According to Pike Research, the total installed base of smart meters will reach over 350 million in the Asia Pacific region by 2016, nearly seven times more than the current number. China will overwhelmingly be the largest investor with a projection of just over 260 million in the next five years. Japan, South Korea, and Australia are also expected to see significant growth. Pike Research released an overview of their analysis which notes significant players in the market and grid performance.

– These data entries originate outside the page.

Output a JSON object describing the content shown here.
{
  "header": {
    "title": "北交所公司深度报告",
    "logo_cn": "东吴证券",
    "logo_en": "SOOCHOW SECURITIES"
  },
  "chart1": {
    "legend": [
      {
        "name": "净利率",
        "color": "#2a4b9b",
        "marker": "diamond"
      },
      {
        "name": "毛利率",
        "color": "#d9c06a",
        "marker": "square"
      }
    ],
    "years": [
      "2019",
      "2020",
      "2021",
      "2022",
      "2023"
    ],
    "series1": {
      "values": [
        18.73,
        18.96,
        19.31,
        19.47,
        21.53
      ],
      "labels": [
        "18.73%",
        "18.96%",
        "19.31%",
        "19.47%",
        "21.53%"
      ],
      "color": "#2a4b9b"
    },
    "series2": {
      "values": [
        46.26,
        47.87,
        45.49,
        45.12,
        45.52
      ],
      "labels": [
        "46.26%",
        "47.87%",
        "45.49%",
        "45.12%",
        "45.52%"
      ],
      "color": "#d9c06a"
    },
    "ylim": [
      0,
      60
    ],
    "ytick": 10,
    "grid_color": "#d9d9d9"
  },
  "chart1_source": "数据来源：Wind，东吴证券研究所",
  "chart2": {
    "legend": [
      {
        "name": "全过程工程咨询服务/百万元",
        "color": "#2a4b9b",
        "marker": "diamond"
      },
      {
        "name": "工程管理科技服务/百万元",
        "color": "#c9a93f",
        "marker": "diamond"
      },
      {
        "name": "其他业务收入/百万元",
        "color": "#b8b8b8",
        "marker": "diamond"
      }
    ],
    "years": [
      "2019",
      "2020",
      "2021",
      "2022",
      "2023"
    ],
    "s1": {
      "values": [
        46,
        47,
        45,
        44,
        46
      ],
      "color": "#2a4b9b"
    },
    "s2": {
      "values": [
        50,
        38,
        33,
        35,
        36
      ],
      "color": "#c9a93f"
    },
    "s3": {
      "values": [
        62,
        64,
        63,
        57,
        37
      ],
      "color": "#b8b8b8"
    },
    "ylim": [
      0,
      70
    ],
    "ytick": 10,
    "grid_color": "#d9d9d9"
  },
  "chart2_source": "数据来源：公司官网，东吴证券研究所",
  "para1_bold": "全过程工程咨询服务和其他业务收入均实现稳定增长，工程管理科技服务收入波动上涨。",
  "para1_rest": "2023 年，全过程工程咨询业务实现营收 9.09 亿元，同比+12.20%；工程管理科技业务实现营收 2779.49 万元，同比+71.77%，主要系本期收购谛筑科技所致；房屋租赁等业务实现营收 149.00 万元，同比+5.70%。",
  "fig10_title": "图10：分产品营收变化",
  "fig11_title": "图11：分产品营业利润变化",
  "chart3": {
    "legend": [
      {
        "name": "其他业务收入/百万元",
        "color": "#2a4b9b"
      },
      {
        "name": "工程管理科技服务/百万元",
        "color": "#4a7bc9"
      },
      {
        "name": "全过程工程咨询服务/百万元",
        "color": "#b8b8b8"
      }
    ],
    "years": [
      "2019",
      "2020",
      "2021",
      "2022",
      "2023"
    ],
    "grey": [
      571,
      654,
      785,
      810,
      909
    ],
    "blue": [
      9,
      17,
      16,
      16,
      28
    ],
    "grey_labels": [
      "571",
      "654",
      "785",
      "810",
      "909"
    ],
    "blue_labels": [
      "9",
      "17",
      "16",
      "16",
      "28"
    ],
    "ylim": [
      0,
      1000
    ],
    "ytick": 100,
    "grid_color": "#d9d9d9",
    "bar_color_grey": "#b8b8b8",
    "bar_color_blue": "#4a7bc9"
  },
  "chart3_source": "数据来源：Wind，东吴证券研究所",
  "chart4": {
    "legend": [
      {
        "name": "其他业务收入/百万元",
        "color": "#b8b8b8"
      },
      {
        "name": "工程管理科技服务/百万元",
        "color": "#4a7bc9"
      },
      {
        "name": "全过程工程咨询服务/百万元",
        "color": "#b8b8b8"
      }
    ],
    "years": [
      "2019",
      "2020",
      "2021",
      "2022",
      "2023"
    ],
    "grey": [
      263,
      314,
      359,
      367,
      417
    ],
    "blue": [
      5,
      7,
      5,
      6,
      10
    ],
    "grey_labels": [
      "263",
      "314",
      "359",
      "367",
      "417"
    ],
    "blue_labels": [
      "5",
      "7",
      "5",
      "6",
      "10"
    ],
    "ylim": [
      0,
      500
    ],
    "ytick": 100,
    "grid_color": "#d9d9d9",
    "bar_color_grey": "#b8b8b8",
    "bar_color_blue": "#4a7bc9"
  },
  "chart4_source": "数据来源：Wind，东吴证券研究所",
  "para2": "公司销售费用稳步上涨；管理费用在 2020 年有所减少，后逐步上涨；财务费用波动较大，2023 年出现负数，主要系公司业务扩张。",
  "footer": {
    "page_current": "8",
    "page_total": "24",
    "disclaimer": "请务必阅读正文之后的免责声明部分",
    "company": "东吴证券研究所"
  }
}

Many countries in Asia have already implemented installation of smart meters, but not as wide spread as many Western nations. The smart meter industry in China is expected to be three times its current size in the next four years to become a $60 billion market. Energy consumption is expected to double in China over the next ten years, and the country is reporting that 25% of the energy produced is clean, making data collection all the more important. In fact, China is investing in smart grid systems at a higher rate than the United States.
But not everyone is convinced that smart meter data will be used in the most effective, consumer-friendly manner. While the data can be used to inform users of when best to use energy, they can also be a way for gigantic power providers to charge more during peak times, especially in the mornings and evening when the majority of workers are making their daily commutes. Concerns range from those who work at home to those who live in regions with drastic climate shifts, and even to public policies makers who fear the poor will be negatively impacted by fluctuating rates.
Although Australia is listed as a key area of growth for smart meter installation, at least one state in the country is hesitant to push the technology to all users. Victoria has stalled a previous program that would have called for wide spread upgrades. It’s unlikely that smart meters progression will stop, but the impact on individuals remains to be seen.